Testing your endpoint

Waiting until an event occurs to test your webhook endpoint can be painful. There are two ways to test your webhook integrations: you can either use the sandbox environment to create webhooks and then perform the actions required to trigger the given webhook in the sandbox, or you can use the test webhook endpoint to receive a stub. After creating the endpoint, press Test. This fires the following sample JSON to the URL specified:

{
    "test": "true"
}

The headers sent with webhook deliveries are specified here.

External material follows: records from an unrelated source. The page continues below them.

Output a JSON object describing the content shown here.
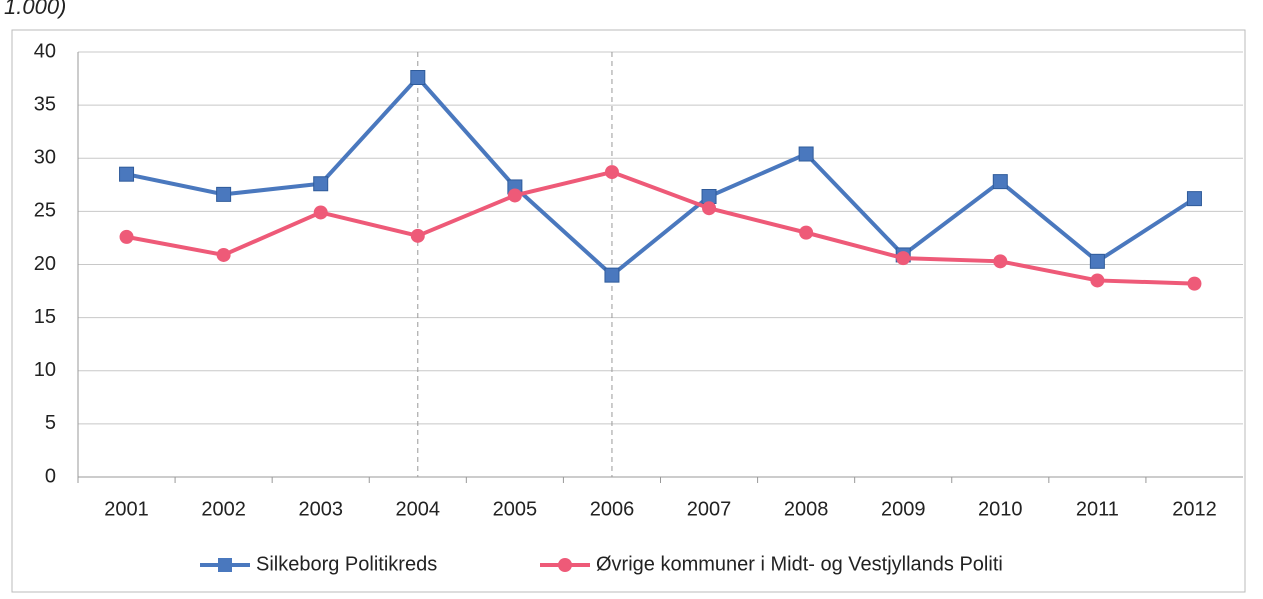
{
  "chart_data": {
    "type": "line",
    "top_text": "1.000)",
    "categories": [
      "2001",
      "2002",
      "2003",
      "2004",
      "2005",
      "2006",
      "2007",
      "2008",
      "2009",
      "2010",
      "2011",
      "2012"
    ],
    "series": [
      {
        "name": "Silkeborg Politikreds",
        "color": "#4a78be",
        "marker": "square",
        "values": [
          28.5,
          26.6,
          27.6,
          37.6,
          27.3,
          19.0,
          26.4,
          30.4,
          20.9,
          27.8,
          20.3,
          26.2
        ]
      },
      {
        "name": "Øvrige kommuner i Midt- og Vestjyllands Politi",
        "color": "#ee5a78",
        "marker": "circle",
        "values": [
          22.6,
          20.9,
          24.9,
          22.7,
          26.5,
          28.7,
          25.3,
          23.0,
          20.6,
          20.3,
          18.5,
          18.2
        ]
      }
    ],
    "reference_lines": [
      "2004",
      "2006"
    ],
    "ylim": [
      0,
      40
    ],
    "yticks": [
      0,
      5,
      10,
      15,
      20,
      25,
      30,
      35,
      40
    ],
    "grid": true,
    "legend": "bottom"
  }
}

As your webhook endpoint is used asynchronously, its failures may not be obvious to you until it's too late (e.g. after it's been disabled). Always test that your endpoint works.


Disabling or deleting an endpoint

Just like the webhook subscription, you have two different ways of disabling or deleting webhooks:

  • Directly from the platform (Settings > Developer tools > Travel tools)
  • Using the Perk API

If you disable an OAuth application that you allowed to create webhooks on your behalf, their webhooks will be deleted.

Disable or delete using the Perk platform

To disable or delete a webhook endpoint, go to Account settings, click on the Developers section, and then on the Webhooks tab to list existing webhooks. Pick the endpoint you want to disable, click on the right side and disable or delete accordingly.

Disable or delete using the Perk API

You can also configure webhooks programmatically through the Perk API. See the API reference for more details on how to delete or disable webhooks.